One example where an SoS integrator can provide significant value is to help align and manage interfaces and architectures across the diversity of command and control systems used by the military. For example, the Navy operates many classes of ships: aircraft carriers, amphibious assault ships, cruisers, destroyers, smaller combat ships, and a growing number of unmanned surface ships (USVs). Each has a command and control system, generally referred to as a combat system or combat management system (CMS), designed for the needs of this type of vessel. The Navy plans to move to a common CMS software base that could function as a combat system for all types of ships. This would have a common core that would be used on all ships, with a library of modules that could be incorporated to implement specific functions unique to a class of ships or common to only a few classes, such as interfacing with a sensor or a specific weapon, communication network or commander of aircraft or boats with or without crew transported by the larger vessel. Each function involves one or more interfaces with other systems which have generally been developed and maintained by another contractor. This means that the CMS will have to accommodate scores and possibly hundreds of interfaces. If not managed carefully, this complexity can lead to unforeseen incompatibilities that can cost time and resources to correct, or worse, result in loss of combat capabilities.

There are three essential things that an experienced SoS integrator can do to help prevent this. First, by using MBSE tools to model CMS software requirements, architecture and all of its interfaces, the integrator can identify dependencies on other systems and alert when changes to those systems may impact the system. CMS and require modifications. Second, it can use MBSE tools to develop largely automated test procedures to ensure that CMS updates will remain compatible with new or updated sensors or other external systems. Finally, they can help the government align the requirements and architectures on different ships so that over time they can eliminate unnecessary complexity and duplication.

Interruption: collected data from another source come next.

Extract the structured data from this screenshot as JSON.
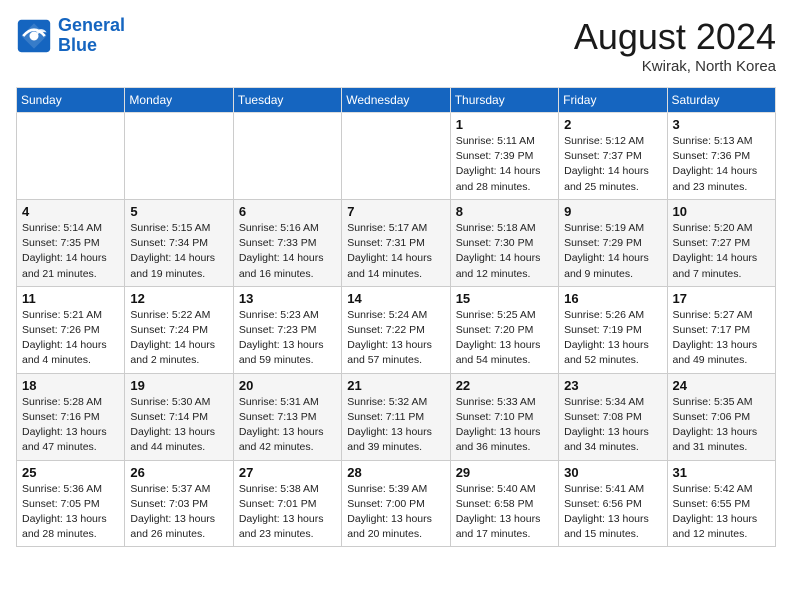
{
  "header": {
    "logo_line1": "General",
    "logo_line2": "Blue",
    "month_year": "August 2024",
    "location": "Kwirak, North Korea"
  },
  "weekdays": [
    "Sunday",
    "Monday",
    "Tuesday",
    "Wednesday",
    "Thursday",
    "Friday",
    "Saturday"
  ],
  "weeks": [
    [
      {
        "day": "",
        "detail": ""
      },
      {
        "day": "",
        "detail": ""
      },
      {
        "day": "",
        "detail": ""
      },
      {
        "day": "",
        "detail": ""
      },
      {
        "day": "1",
        "detail": "Sunrise: 5:11 AM\nSunset: 7:39 PM\nDaylight: 14 hours\nand 28 minutes."
      },
      {
        "day": "2",
        "detail": "Sunrise: 5:12 AM\nSunset: 7:37 PM\nDaylight: 14 hours\nand 25 minutes."
      },
      {
        "day": "3",
        "detail": "Sunrise: 5:13 AM\nSunset: 7:36 PM\nDaylight: 14 hours\nand 23 minutes."
      }
    ],
    [
      {
        "day": "4",
        "detail": "Sunrise: 5:14 AM\nSunset: 7:35 PM\nDaylight: 14 hours\nand 21 minutes."
      },
      {
        "day": "5",
        "detail": "Sunrise: 5:15 AM\nSunset: 7:34 PM\nDaylight: 14 hours\nand 19 minutes."
      },
      {
        "day": "6",
        "detail": "Sunrise: 5:16 AM\nSunset: 7:33 PM\nDaylight: 14 hours\nand 16 minutes."
      },
      {
        "day": "7",
        "detail": "Sunrise: 5:17 AM\nSunset: 7:31 PM\nDaylight: 14 hours\nand 14 minutes."
      },
      {
        "day": "8",
        "detail": "Sunrise: 5:18 AM\nSunset: 7:30 PM\nDaylight: 14 hours\nand 12 minutes."
      },
      {
        "day": "9",
        "detail": "Sunrise: 5:19 AM\nSunset: 7:29 PM\nDaylight: 14 hours\nand 9 minutes."
      },
      {
        "day": "10",
        "detail": "Sunrise: 5:20 AM\nSunset: 7:27 PM\nDaylight: 14 hours\nand 7 minutes."
      }
    ],
    [
      {
        "day": "11",
        "detail": "Sunrise: 5:21 AM\nSunset: 7:26 PM\nDaylight: 14 hours\nand 4 minutes."
      },
      {
        "day": "12",
        "detail": "Sunrise: 5:22 AM\nSunset: 7:24 PM\nDaylight: 14 hours\nand 2 minutes."
      },
      {
        "day": "13",
        "detail": "Sunrise: 5:23 AM\nSunset: 7:23 PM\nDaylight: 13 hours\nand 59 minutes."
      },
      {
        "day": "14",
        "detail": "Sunrise: 5:24 AM\nSunset: 7:22 PM\nDaylight: 13 hours\nand 57 minutes."
      },
      {
        "day": "15",
        "detail": "Sunrise: 5:25 AM\nSunset: 7:20 PM\nDaylight: 13 hours\nand 54 minutes."
      },
      {
        "day": "16",
        "detail": "Sunrise: 5:26 AM\nSunset: 7:19 PM\nDaylight: 13 hours\nand 52 minutes."
      },
      {
        "day": "17",
        "detail": "Sunrise: 5:27 AM\nSunset: 7:17 PM\nDaylight: 13 hours\nand 49 minutes."
      }
    ],
    [
      {
        "day": "18",
        "detail": "Sunrise: 5:28 AM\nSunset: 7:16 PM\nDaylight: 13 hours\nand 47 minutes."
      },
      {
        "day": "19",
        "detail": "Sunrise: 5:30 AM\nSunset: 7:14 PM\nDaylight: 13 hours\nand 44 minutes."
      },
      {
        "day": "20",
        "detail": "Sunrise: 5:31 AM\nSunset: 7:13 PM\nDaylight: 13 hours\nand 42 minutes."
      },
      {
        "day": "21",
        "detail": "Sunrise: 5:32 AM\nSunset: 7:11 PM\nDaylight: 13 hours\nand 39 minutes."
      },
      {
        "day": "22",
        "detail": "Sunrise: 5:33 AM\nSunset: 7:10 PM\nDaylight: 13 hours\nand 36 minutes."
      },
      {
        "day": "23",
        "detail": "Sunrise: 5:34 AM\nSunset: 7:08 PM\nDaylight: 13 hours\nand 34 minutes."
      },
      {
        "day": "24",
        "detail": "Sunrise: 5:35 AM\nSunset: 7:06 PM\nDaylight: 13 hours\nand 31 minutes."
      }
    ],
    [
      {
        "day": "25",
        "detail": "Sunrise: 5:36 AM\nSunset: 7:05 PM\nDaylight: 13 hours\nand 28 minutes."
      },
      {
        "day": "26",
        "detail": "Sunrise: 5:37 AM\nSunset: 7:03 PM\nDaylight: 13 hours\nand 26 minutes."
      },
      {
        "day": "27",
        "detail": "Sunrise: 5:38 AM\nSunset: 7:01 PM\nDaylight: 13 hours\nand 23 minutes."
      },
      {
        "day": "28",
        "detail": "Sunrise: 5:39 AM\nSunset: 7:00 PM\nDaylight: 13 hours\nand 20 minutes."
      },
      {
        "day": "29",
        "detail": "Sunrise: 5:40 AM\nSunset: 6:58 PM\nDaylight: 13 hours\nand 17 minutes."
      },
      {
        "day": "30",
        "detail": "Sunrise: 5:41 AM\nSunset: 6:56 PM\nDaylight: 13 hours\nand 15 minutes."
      },
      {
        "day": "31",
        "detail": "Sunrise: 5:42 AM\nSunset: 6:55 PM\nDaylight: 13 hours\nand 12 minutes."
      }
    ]
  ]
}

Partnering with SoS integrators to use and benefit from breakthrough digital engineering capabilities will be essential for the government. This will allow the government to retain control over the architecture and design of the SoS – the technical basis – while allowing it to easily adapt and expand its capabilities to meet new mission needs arising from the growing world. complex and difficult that we are facing.

Steve Jameson is Director and Solutions Architect for BAE Systems Intelligence & Security.